Auf dieses Thema werden wir jetzt nicht weiter eingehen. Es geht nur darum darauf hinzuweisen, dass es einen engen Zusammenhang zwischen der Thematik der fünf Arten tiefen Gewahrseins und der Thematik der fünf Aggregate gibt. Die fünf Aggregate sind eine Art des Verstehens unserer so genannten „ungereinigten“ Erfahrung von Dingen, die sich auf unsere Erfahrung von Dingen bezieht, die noch nicht von Verwirrung gereinigt wurden. Die fünf Arten tiefen Gewahrseins sind eine Weise, jeden Augenblick unserer gereinigten Erfahrung zu beschreiben.
Zusammenfassung
All unsere Probleme und Leiden im Leben kann man in Bezug auf die fünf Aggregate verstehen, die unsere Erfahrung ausmachen. Diese fünf Aggregate sind ein analytisches Organisationsschema zum Verstehen unserer Erfahrungen. Die wahren Ursachen unserer Probleme kann man innerhalb der fünf Aggregate finden. Umso genauer wir verstehen, was unsere Erfahrung ausmacht, desto besser werden wir diese Unruhestifter identifizieren können. Ohne dieses Verständnis ist unsere Erfahrung nur eine undifferenzierte Verworrenheit.

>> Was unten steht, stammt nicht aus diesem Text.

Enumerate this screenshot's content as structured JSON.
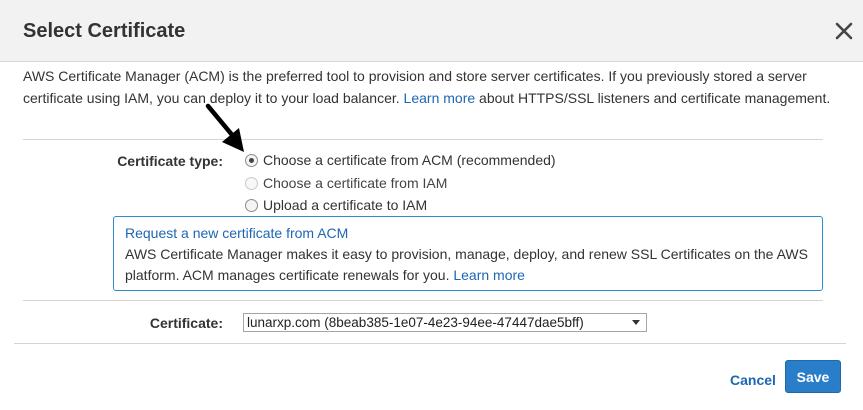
{
  "dialog": {
    "title": "Select Certificate"
  },
  "intro": {
    "text_1": "AWS Certificate Manager (ACM) is the preferred tool to provision and store server certificates. If you previously stored a server certificate using IAM, you can deploy it to your load balancer.",
    "link": "Learn more",
    "text_2": "about HTTPS/SSL listeners and certificate management."
  },
  "certificate_type": {
    "label": "Certificate type:",
    "options": [
      {
        "label": "Choose a certificate from ACM (recommended)",
        "state": "checked"
      },
      {
        "label": "Choose a certificate from IAM",
        "state": "disabled"
      },
      {
        "label": "Upload a certificate to IAM",
        "state": "unchecked"
      }
    ]
  },
  "info_box": {
    "link_title": "Request a new certificate from ACM",
    "text": "AWS Certificate Manager makes it easy to provision, manage, deploy, and renew SSL Certificates on the AWS platform. ACM manages certificate renewals for you.",
    "learn_more": "Learn more"
  },
  "certificate": {
    "label": "Certificate:",
    "selected": "lunarxp.com (8beab385-1e07-4e23-94ee-47447dae5bff)"
  },
  "footer": {
    "cancel_label": "Cancel",
    "save_label": "Save"
  },
  "colors": {
    "link": "#1e66b4",
    "primary_button": "#2a7ec9",
    "info_border": "#2c8ec8",
    "header_bg": "#f2f2f2"
  }
}
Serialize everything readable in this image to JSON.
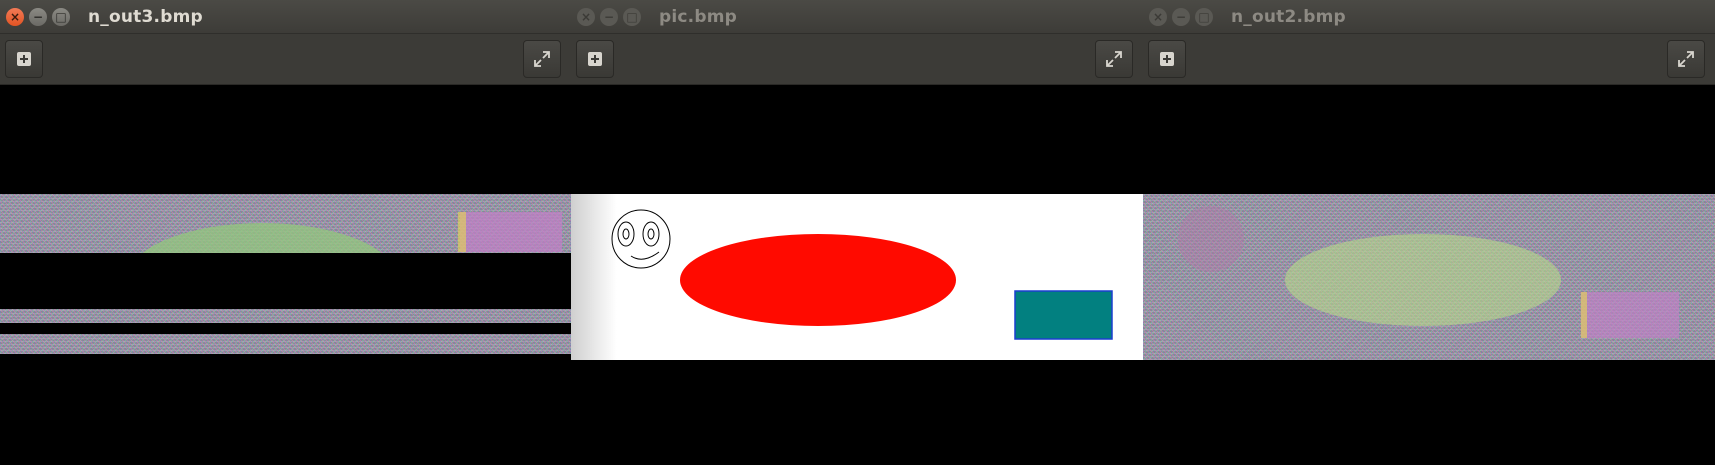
{
  "windows": [
    {
      "title": "n_out3.bmp",
      "state": "active",
      "controls": {
        "close": "×",
        "minimize": "−",
        "maximize": "□"
      },
      "toolbar": {
        "left_icon": "plus-square-icon",
        "right_icon": "fullscreen-icon"
      }
    },
    {
      "title": "pic.bmp",
      "state": "inactive",
      "controls": {
        "close": "×",
        "minimize": "−",
        "maximize": "□"
      },
      "toolbar": {
        "left_icon": "plus-square-icon",
        "right_icon": "fullscreen-icon"
      }
    },
    {
      "title": "n_out2.bmp",
      "state": "inactive",
      "controls": {
        "close": "×",
        "minimize": "−",
        "maximize": "□"
      },
      "toolbar": {
        "left_icon": "plus-square-icon",
        "right_icon": "fullscreen-icon"
      }
    }
  ],
  "colors": {
    "titlebar": "#3d3c38",
    "toolbar": "#3c3b37",
    "close_active": "#e25423",
    "canvas_bg": "#000000",
    "ellipse_red": "#ff0a00",
    "rect_teal": "#028080",
    "rect_border": "#1a3fd0",
    "noise_gray": "#8b8b8b",
    "noise_green": "#93c77d",
    "noise_pink": "#c27fc7"
  }
}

Wir können nicht aufhören, Dinge zu erfahren, aber wir wollen der problematischen Komponente ein Ende setzen, die Teil dessen ist, wie wir Dinge erleben. Der Zustand, sich von diesem Unruhestifter zu lösen, erfolgt im Rahmen der fünf Aggregate und auch der Geisteszustand, mit dem man sich von dem Unruhestifter löst, befindet sich innerhalb der fünf Aggregate. Der Zustand der Erkenntnis ist jederzeit Teil der fünf Aggregate, aber anstelle der fünf Aggregate, die unsere Erfahrung ausmachen, werden die fünf Arten tiefen Gewahrseins da sein, um unser Leben, frei von allen Leiden, besser zu verstehen und in den Griff zu bekommen.